484 - LINGUAL THYROGLOSSAL DUCT CYST IN A NEONATE
Thyroglossal duct cyst (TGDC)are rare but most common cause for congenital neck masses. Antenatal diagnosis of TGDC is possible and airway obstruction at birth or in early infancy can be anticipated.
Case Report TGDC
A 20 day old term male neonate presented with stridor since birth and progressively increased over days. Antenatal ultrasonography in 3rd trimester had shown a cyst at the base of the tongue measuring 1.1x1.0x1.0 cm (volume 0.67cc). The findings were confirmed with CT scan after birth(Figure 1). Thyroid position and functions were normal. Direct laryngoscopy was done under general anesthesia before surgery(Figure 2). 1.5 ml of mucoid fluid was aspirated to decompress the cyst. Marsupialization and bipolar coagulation of cyst wall done and 0.5 ml Bleomycin was injected at base. Post-operatively baby was electively ventilated for two days. Histopathological examination of cyst wall was suggestive of TGDC (Figure 3). Follow-up scans showed complete resolution with no recurrence.

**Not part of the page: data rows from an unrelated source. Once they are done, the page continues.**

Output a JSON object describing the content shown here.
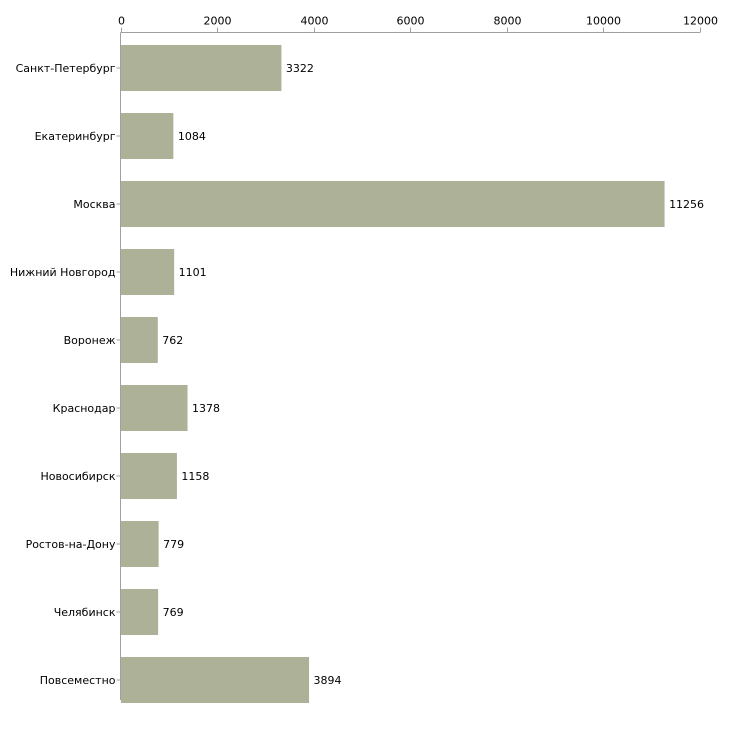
{
  "chart_data": {
    "type": "bar",
    "orientation": "horizontal",
    "title": "",
    "xlabel": "",
    "ylabel": "",
    "xlim": [
      0,
      12000
    ],
    "ticks": [
      0,
      2000,
      4000,
      6000,
      8000,
      10000,
      12000
    ],
    "tick_labels": [
      "0",
      "2000",
      "4000",
      "6000",
      "8000",
      "10000",
      "12000"
    ],
    "axis_position": "top",
    "grid": false,
    "legend": "none",
    "bar_color": "#adb197",
    "axis_color": "#a0a0a0",
    "categories": [
      "Санкт-Петербург",
      "Екатеринбург",
      "Москва",
      "Нижний Новгород",
      "Воронеж",
      "Краснодар",
      "Новосибирск",
      "Ростов-на-Дону",
      "Челябинск",
      "Повсеместно"
    ],
    "values": [
      3322,
      1084,
      11256,
      1101,
      762,
      1378,
      1158,
      779,
      769,
      3894
    ],
    "value_labels": [
      "3322",
      "1084",
      "11256",
      "1101",
      "762",
      "1378",
      "1158",
      "779",
      "769",
      "3894"
    ]
  }
}
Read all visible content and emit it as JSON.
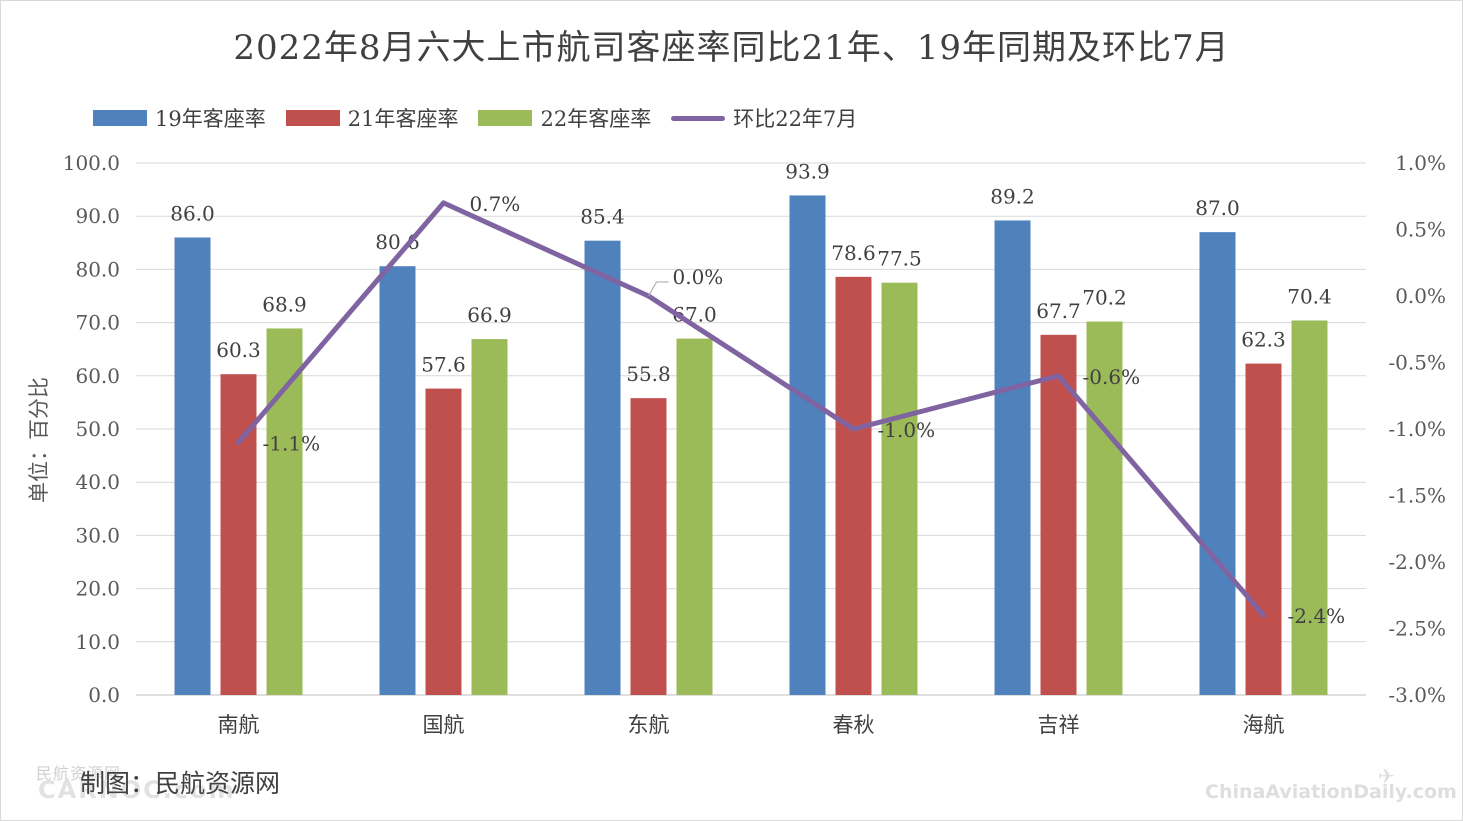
{
  "title": "2022年8月六大上市航司客座率同比21年、19年同期及环比7月",
  "legend": {
    "s19": "19年客座率",
    "s21": "21年客座率",
    "s22": "22年客座率",
    "line": "环比22年7月"
  },
  "ylabel": "单位：百分比",
  "footer": "制图：民航资源网",
  "watermarks": {
    "left_text": "民航资源网",
    "left_logo": "CARNOC.com",
    "right_text": "ChinaAviationDaily.com"
  },
  "colors": {
    "s19": "#4f81bd",
    "s21": "#c0504d",
    "s22": "#9bbb59",
    "line": "#8064a2",
    "grid": "#d9d9d9"
  },
  "chart_data": {
    "type": "bar",
    "categories": [
      "南航",
      "国航",
      "东航",
      "春秋",
      "吉祥",
      "海航"
    ],
    "series": [
      {
        "name": "19年客座率",
        "type": "bar",
        "axis": "left",
        "values": [
          86.0,
          80.6,
          85.4,
          93.9,
          89.2,
          87.0
        ],
        "labels": [
          "86.0",
          "80.6",
          "85.4",
          "93.9",
          "89.2",
          "87.0"
        ]
      },
      {
        "name": "21年客座率",
        "type": "bar",
        "axis": "left",
        "values": [
          60.3,
          57.6,
          55.8,
          78.6,
          67.7,
          62.3
        ],
        "labels": [
          "60.3",
          "57.6",
          "55.8",
          "78.6",
          "67.7",
          "62.3"
        ]
      },
      {
        "name": "22年客座率",
        "type": "bar",
        "axis": "left",
        "values": [
          68.9,
          66.9,
          67.0,
          77.5,
          70.2,
          70.4
        ],
        "labels": [
          "68.9",
          "66.9",
          "67.0",
          "77.5",
          "70.2",
          "70.4"
        ]
      },
      {
        "name": "环比22年7月",
        "type": "line",
        "axis": "right",
        "values": [
          -1.1,
          0.7,
          0.0,
          -1.0,
          -0.6,
          -2.4
        ],
        "labels": [
          "-1.1%",
          "0.7%",
          "0.0%",
          "-1.0%",
          "-0.6%",
          "-2.4%"
        ]
      }
    ],
    "y_left": {
      "min": 0,
      "max": 100,
      "ticks": [
        "0.0",
        "10.0",
        "20.0",
        "30.0",
        "40.0",
        "50.0",
        "60.0",
        "70.0",
        "80.0",
        "90.0",
        "100.0"
      ]
    },
    "y_right": {
      "min": -3.0,
      "max": 1.0,
      "ticks": [
        "-3.0%",
        "-2.5%",
        "-2.0%",
        "-1.5%",
        "-1.0%",
        "-0.5%",
        "0.0%",
        "0.5%",
        "1.0%"
      ]
    },
    "grid": true,
    "legend_position": "top-left"
  }
}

Figure 1: CT scan Saggital and Coronal View showing cyst within base of tongue.
Figure 2: Direct Laryngoscopy view before surgery showing cyst*
Figure 3: Histopathological image of cyst showing pseudostratified columnar epithelium
Lingual TGDC is a rare cause of stridor in neonates often misdiagnosed as laryngomalacia. Endoscopic marsupialization is the treatment of choice. Recurrence is rare.
The diagnosis of TGDC should be kept in mind in a neonate with stridor or acute airway obstruction.Surgical excision by intra-oral approach is suitable for management of pure lingual TGDC with Sistrunk’s procedure being reserved for those that extend into the neck.